Interleukin-2 (IL-2) is an immunostimulatory cytokine that acts as a mitogen for T cells and natural killer (NK) cells. There is an increasing interest in using IL-2 as a therapeutic agent to combat cancers and infectious pathogens. However, it has not been successfully utilized in a clinical setting to date due to a number of reasons.

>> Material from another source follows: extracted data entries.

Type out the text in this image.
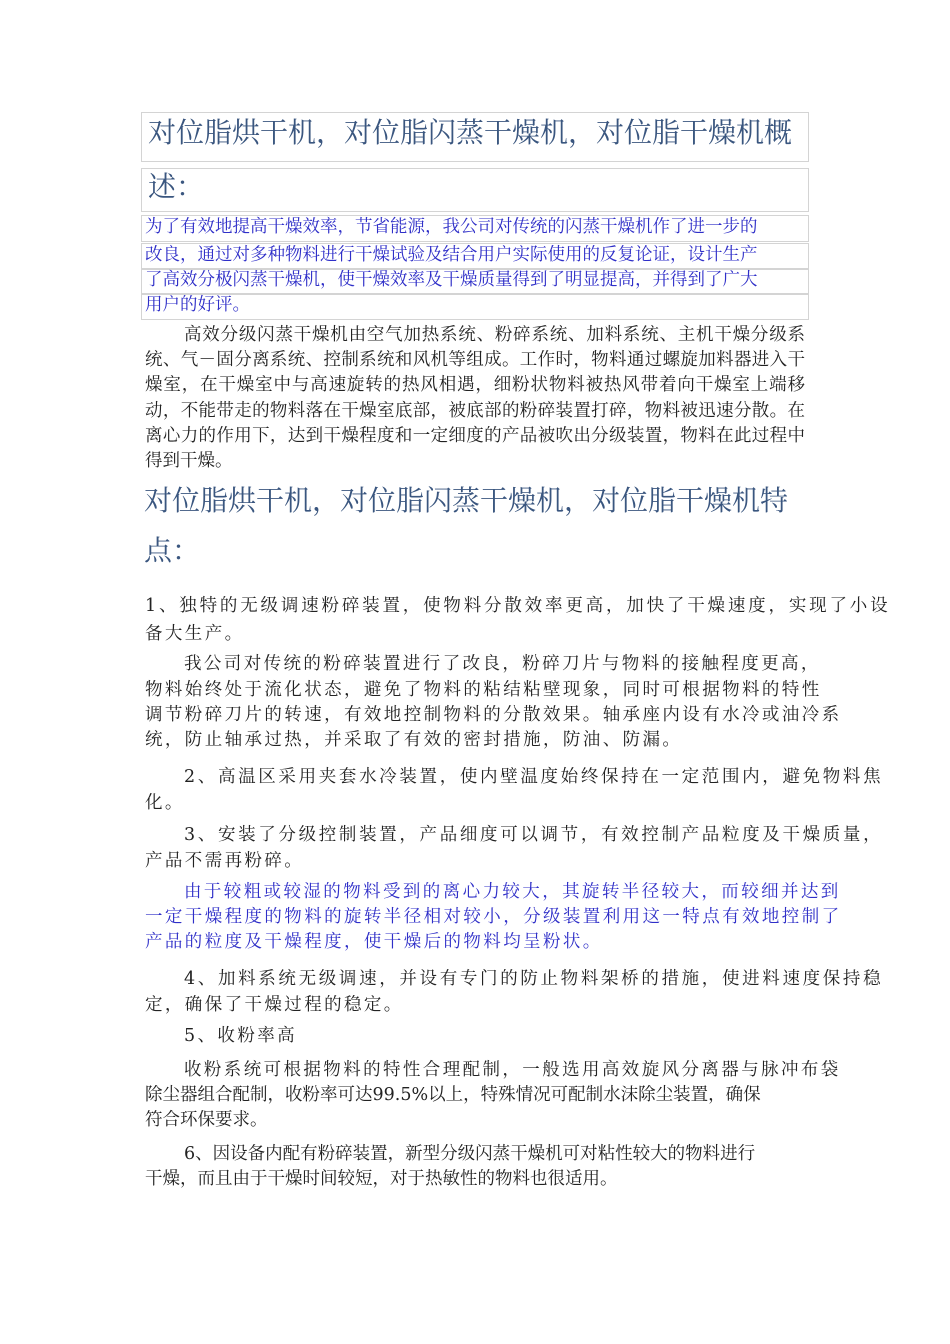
对位脂烘干机，对位脂闪蒸干燥机，对位脂干燥机概
述：
为了有效地提高干燥效率，节省能源，我公司对传统的闪蒸干燥机作了进一步的
改良，通过对多种物料进行干燥试验及结合用户实际使用的反复论证，设计生产
了高效分极闪蒸干燥机，使干燥效率及干燥质量得到了明显提高，并得到了广大
用户的好评。

高效分级闪蒸干燥机由空气加热系统、粉碎系统、加料系统、主机干燥分级系统、气－固分离系统、控制系统和风机等组成。工作时，物料通过螺旋加料器进入干燥室，在干燥室中与高速旋转的热风相遇，细粉状物料被热风带着向干燥室上端移动，不能带走的物料落在干燥室底部，被底部的粉碎装置打碎，物料被迅速分散。在离心力的作用下，达到干燥程度和一定细度的产品被吹出分级装置，物料在此过程中得到干燥。

对位脂烘干机，对位脂闪蒸干燥机，对位脂干燥机特
点：

1、独特的无级调速粉碎装置，使物料分散效率更高，加快了干燥速度，实现了小设备大生产。

我公司对传统的粉碎装置进行了改良，粉碎刀片与物料的接触程度更高，
物料始终处于流化状态，避免了物料的粘结粘壁现象，同时可根据物料的特性
调节粉碎刀片的转速，有效地控制物料的分散效果。轴承座内设有水冷或油冷系
统，防止轴承过热，并采取了有效的密封措施，防油、防漏。

2、高温区采用夹套水冷装置，使内壁温度始终保持在一定范围内，避免物料焦化。

3、安装了分级控制装置，产品细度可以调节，有效控制产品粒度及干燥质量，产品不需再粉碎。

由于较粗或较湿的物料受到的离心力较大，其旋转半径较大，而较细并达到
一定干燥程度的物料的旋转半径相对较小，分级装置利用这一特点有效地控制了
产品的粒度及干燥程度，使干燥后的物料均呈粉状。

4、加料系统无级调速，并设有专门的防止物料架桥的措施，使进料速度保持稳定，确保了干燥过程的稳定。

5、收粉率高
收粉系统可根据物料的特性合理配制，一般选用高效旋风分离器与脉冲布袋
除尘器组合配制，收粉率可达99.5%以上，特殊情况可配制水沫除尘装置，确保
符合环保要求。
6、因设备内配有粉碎装置，新型分级闪蒸干燥机可对粘性较大的物料进行
干燥，而且由于干燥时间较短，对于热敏性的物料也很适用。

IL-2 signals via the IL-2 receptor complex (IL-2R), comprising three subunits - IL-2Rα (CD25), IL-2Rβ (CD122), and IL-2Rγ (CD132, common γ chain, γc). IL-2Rα binds IL-2, presenting the cytokine to IL-2Rβ and γc, which form the high-affinity IL-2R resulting in downstream signaling. IL-2R formed without IL-2Rα has a low affinity for IL-2 thereby IL-2Rα negative cells are less IL-2 stimulated. The three subunits are differentially expressed on T cell subsets, with regulatory T cells (Treg) expressing large amounts of IL-2Rα and relatively low amounts of IL-2Rβ and γc. Therefore, IL-2 therapy can stimulate Treg that interfere with effector cell immune function. In addition, IL-2 is highly toxic in effective doses and causes lung edema as a part of Vascular Leakage Syndrome (VLS). In this study, a novel approach to bypass IL2Rα-dependent Treg stimulation and toxicity by an IL-2 mimicking agonistic bispecific antibody (bAb) was investigated. This thesis shows that an anti-IL-2Rβ/γc bAb stimulates Treg and other T cells expressing IL-2Rα less preferentially, and promotes the growth of an IL-2 dependent lymphocyte cell line. Our work demonstrates a roadmap to design bAb with agonism for heterodimeric receptors such as γc containing cytokine receptors.